In her discussion, Shafer refers to the decision that the recent presidential candidate Hillary Rodham Clinton made in 1980 to take her husband Bill’s last name (also known as surname). She did so after suggestions that use of her maiden name (Rodham) cost him political support. Back then, keeping her last name was seen to many as strange and even offensive, and she was labeled as a “bad wife.”

“Over 30 years have passed since that backlash, but surname choice in the US remains a highly gendered aspect of modern marriage,” says Shafer, who highlights recent surveys that found that around 94 percent of women take their husband’s surname after marriage, and that half of the population thinks it should be a legal requirement to do so.

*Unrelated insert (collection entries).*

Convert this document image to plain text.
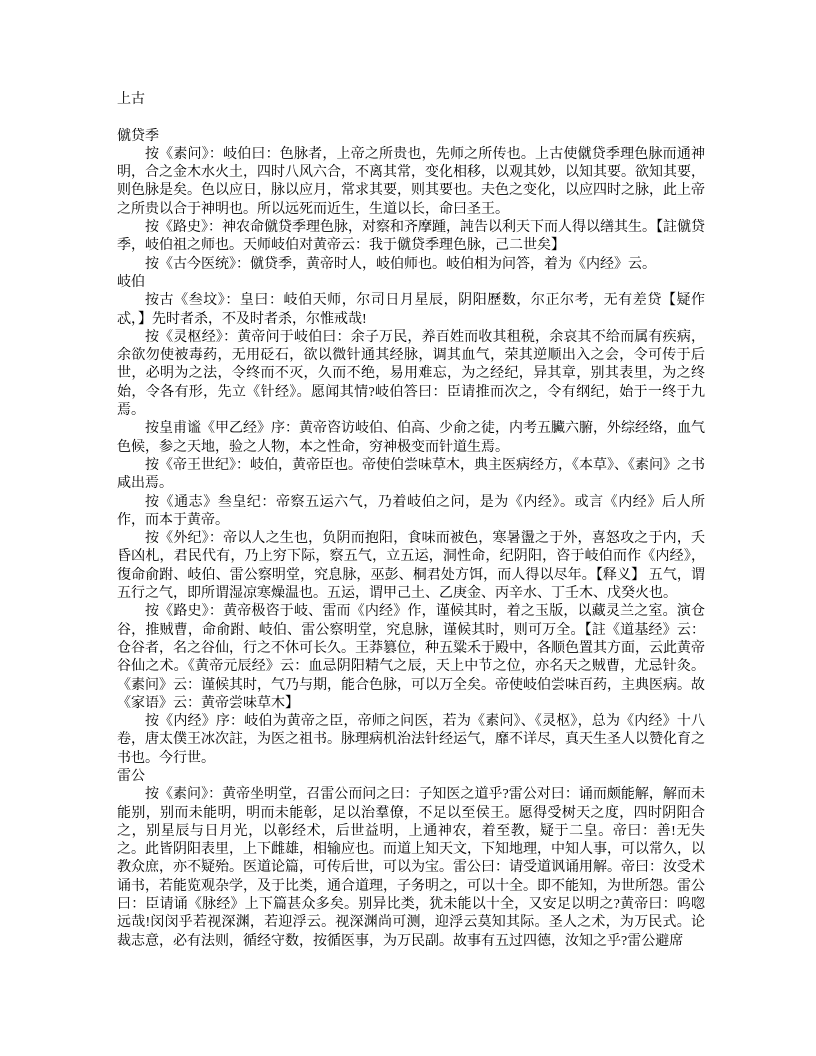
上古
僦贷季

按《素问》：岐伯曰：色脉者，上帝之所贵也，先师之所传也。上古使僦贷季理色脉而通神明，合之金木水火土，四时八风六合，不离其常，变化相移，以观其妙，以知其要。欲知其要，则色脉是矣。色以应日，脉以应月，常求其要，则其要也。夫色之变化，以应四时之脉，此上帝之所贵以合于神明也。所以远死而近生，生道以长，命曰圣王。

按《路史》：神农命僦贷季理色脉，对察和齐摩踵，訰告以利天下而人得以缮其生。【註僦贷季，岐伯祖之师也。天师岐伯对黄帝云：我于僦贷季理色脉，己二世矣】

按《古今医统》：僦贷季，黄帝时人，岐伯师也。岐伯相为问答，着为《内经》云。

岐伯

按古《叁坟》：皇曰：岐伯天师，尔司日月星辰，阴阳歷数，尔正尔考，无有差贷【疑作忒，】先时者杀，不及时者杀，尔惟戒哉!

按《灵枢经》：黄帝问于岐伯曰：余子万民，养百姓而收其租税，余哀其不给而属有疾病，余欲勿使被毒药，无用砭石，欲以微针通其经脉，调其血气，荣其逆顺出入之会，令可传于后世，必明为之法，令终而不灭，久而不绝，易用难忘，为之经纪，异其章，别其表里，为之终始，令各有形，先立《针经》。愿闻其情?岐伯答曰：臣请推而次之，令有纲纪，始于一终于九焉。

按皇甫谧《甲乙经》序：黄帝咨访岐伯、伯高、少俞之徒，内考五臟六腑，外综经络，血气色候，参之天地，验之人物，本之性命，穷神极变而针道生焉。

按《帝王世纪》：岐伯，黄帝臣也。帝使伯尝味草木，典主医病经方，《本草》、《素问》之书咸出焉。

按《通志》叁皇纪：帝察五运六气，乃着岐伯之问，是为《内经》。或言《内经》后人所作，而本于黄帝。

按《外纪》：帝以人之生也，负阴而抱阳，食味而被色，寒暑盪之于外，喜怒攻之于内，夭昏凶札，君民代有，乃上穷下际，察五气，立五运，洞性命，纪阴阳，咨于岐伯而作《内经》，復命俞跗、岐伯、雷公察明堂，究息脉，巫彭、桐君处方饵，而人得以尽年。【释义】 五气，谓五行之气，即所谓湿凉寒燥温也。五运，谓甲己土、乙庚金、丙辛水、丁壬木、戊癸火也。

按《路史》：黄帝极咨于岐、雷而《内经》作，谨候其时，着之玉版，以藏灵兰之室。演仓谷，推贼曹，命俞跗、岐伯、雷公察明堂，究息脉，谨候其时，则可万全。【註《道基经》云：仓谷者，名之谷仙，行之不休可长久。王莽篡位，种五粱禾于殿中，各顺色置其方面，云此黄帝谷仙之术。《黄帝元辰经》云：血忌阴阳精气之辰，天上中节之位，亦名天之贼曹，尤忌针灸。《素问》云：谨候其时，气乃与期，能合色脉，可以万全矣。帝使岐伯尝味百药，主典医病。故《家语》云：黄帝尝味草木】

按《内经》序：岐伯为黄帝之臣，帝师之问医，若为《素问》、《灵枢》，总为《内经》十八卷，唐太僕王冰次註，为医之祖书。脉理病机治法针经运气，靡不详尽，真天生圣人以赞化育之书也。今行世。

雷公

按《素问》：黄帝坐明堂，召雷公而问之曰：子知医之道乎?雷公对曰：诵而颇能解，解而未能别，别而未能明，明而未能彰，足以治羣僚，不足以至侯王。愿得受树天之度，四时阴阳合之，别星辰与日月光，以彰经术，后世益明，上通神农，着至教，疑于二皇。帝曰：善!无失之。此皆阴阳表里，上下雌雄，相输应也。而道上知天文，下知地理，中知人事，可以常久，以教众庶，亦不疑殆。医道论篇，可传后世，可以为宝。雷公曰：请受道讽诵用解。帝曰：汝受术诵书，若能览观杂学，及于比类，通合道理，子务明之，可以十全。即不能知，为世所怨。雷公曰：臣请诵《脉经》上下篇甚众多矣。别异比类，犹未能以十全，又安足以明之?黄帝曰：呜唿远哉!闵闵乎若视深渊，若迎浮云。视深渊尚可测，迎浮云莫知其际。圣人之术，为万民式。论裁志意，必有法则，循经守数，按循医事，为万民副。故事有五过四德，汝知之乎?雷公避席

To further investigate how people currently think about women’s last name choices, Shafer analyzed data collected in 2010 from 1,243 US residents. They form part of a nationally representative group that is regularly surveyed by a paid survey firm. In an online questionnaire, they provided their impressions of a brief paragraph or vignette that sets out how women and men have to juggle home and work demands. The vignette was designed to assess how married women with various types of last names (their husbands’, a hyphenated version of their own and their husbands’, or their own birth-given surname) are seen in terms of their commitment to their role as wives.

Shafer found that last name choice had very little effect on other women and highly educated men’s perception of a wife, or the standards they held her to. This was a somewhat surprising finding given that most people in the US think that women should change their surnames upon marriage.

She also found that men with low education levels most often believe that a woman with a last name other than that of her husband’s is less committed to her role as wife. They were harder on her, and believed that a woman’s husband had more grounds for divorce than a woman who had the same last name as her husband’s.

“Low educated men’s bias, coupled with the lack of economic incentive women have for retaining their surnames, suggests that we may continue to see a very low percentage of low educated women (those most likely to marry and interact with low educated men) making any choice other than to take their husbands’ names in marriage,” Fitzgibbons Shafer remarks.